Rising gas prices test GM
March 8, 2011
Rising gas prices test GM
Move toward fuel-efficient cars could pay
General Motors Co. CEO Dan Akerson is betting a little paranoia — and some good ol’ luck — might just pay dividends in his new gig.
Back in November, amid a road show to sell investors on new shares in GM, Akerson challenged his team for what he called his “$120 plan.” How would GM run, and profit, if oil is fetching 30 percent more per barrel than it did at Thanksgiving?
“I don’t think the industry learned a lot of lessons from 2008 — they will this time around,” Akerson said last week at the Geneva motor show, according a report in the Wall Street Journal. “It would not be a good thing to see $5-a-gallon gas right now.”
No, but crude is topping $105 a barrel, instability is roiling the Middle East, gas is roughly $3.50 a gallon and climbing, and there’s some credit due the boss for asking “what if” and “why not” far sooner than his predecessors would have. Still, it feels a little like déjà vu all over again, particularly at GM.
Except for three fundamentally different things from the fraught days of 2008: The new GM isn’t scheduled soon to launch gas-guzzling SUVs or a pickup, a PR nightmare at times like these. Second, GM’s balance sheet doesn’t look like the sovereign debt of a small European country. And GM is preparing to launch — or already has — small, fuel-efficient cars.
There are all sorts of ways to criticize the General and those small cars, as is customary (and expected?) around here. But the fact they actually contribute to the bottom line is reason enough to give the likes of the Chevrolet Cruze compact, its twin, the Buick Verano, the coming Chevy Sonic subcompact, and the Chevy Volt a chance to prove themselves in a market likely to face higher gas prices.

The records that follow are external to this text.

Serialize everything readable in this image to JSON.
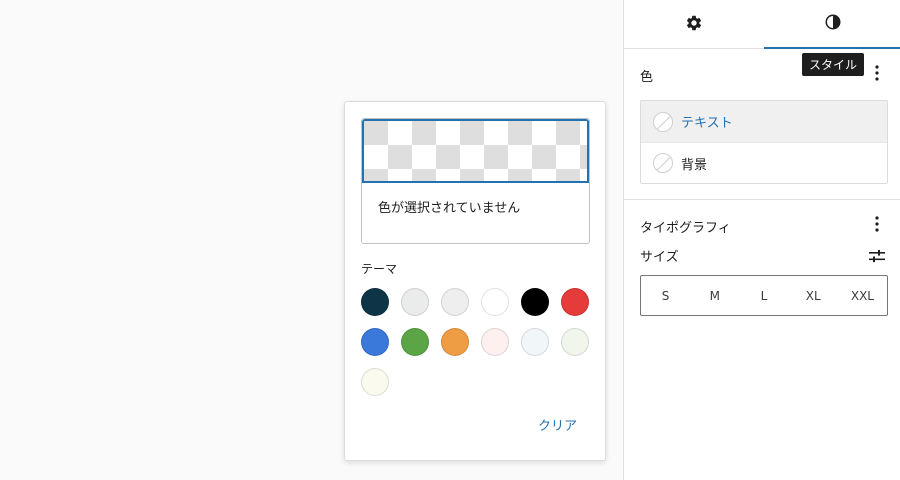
{
  "color_popover": {
    "preview_text": "色が選択されていません",
    "section_label": "テーマ",
    "palette": [
      "#0d3447",
      "#e9ecea",
      "#eeeeee",
      "#ffffff",
      "#000000",
      "#e53b3b",
      "#3a78d9",
      "#5ba547",
      "#ee9d45",
      "#fdf0ef",
      "#f1f6f9",
      "#f0f6ec",
      "#fafbee"
    ],
    "clear_label": "クリア"
  },
  "sidebar": {
    "tabs": [
      {
        "name": "settings",
        "icon": "gear-icon"
      },
      {
        "name": "styles",
        "icon": "half-circle-icon",
        "active": true
      }
    ],
    "tooltip": "スタイル",
    "color_section": {
      "title": "色",
      "items": [
        {
          "label": "テキスト",
          "active": true
        },
        {
          "label": "背景",
          "active": false
        }
      ]
    },
    "typography_section": {
      "title": "タイポグラフィ",
      "size_label": "サイズ",
      "sizes": [
        "S",
        "M",
        "L",
        "XL",
        "XXL"
      ]
    }
  },
  "colors": {
    "accent": "#2271b1",
    "text": "#1e1e1e"
  }
}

It doesn’t end there, either, as another pet Akerson initiative with enormous implications for his leadership, technical capability and decision-making inside the new GM could soon show — if it all ends well.
Keen to capitalize on the market cachet and fuel efficiency of the Volt, Akerson in December challenged the Volt team to investigate whether increasing production, re-engineering interior materials and exploring new battery technology could cut $10,000 in cost from a car that retails for $41,000 (not including $7,500 in tax incentives).
“And we’re there,” a source close to the matter said, adding that no final decisions have yet been made on whether to increase Volt production above an official 10,000 vehicles for this year and 45,000 for next year.
Meaning a go-decision could enable GM to cut the price of the Volt, book more profit or both, dramatically changing the value proposition for an extended-range electric car whose attraction likely would grow if gas stays north of $4 a gallon.
That could be huge. If gas prices find a new normal. If Akerson pulls the trigger to up production and re-engineer the Volt. If the GM team can deliver the car without compromising its technology, the quality of its interior or GM’s aim to paint its mass-market brand green.
Lots of ifs, but the answer to each of them would go a long way to defining who — and what kind of CEO — Akerson will be for GM, assuming he can stop the whirring door at the top of the RenCen long enough to settle down an organization unaccustomed to churn.
With gas going higher and the prospect that Middle East turmoil is likely to endure, the Volt and GM’s stable of small cars will stand as exemplars — for better or for worse — of just how new and smartly led GM truly is. They’ll also show whether the CEO is an astute risk-taker who pushes his team to press an advantage by managing toward the company’s assets and away from its liabilities.
That’s the job of every CEO, but actually doing it is what matters in a town that needs GM to win again, consistently.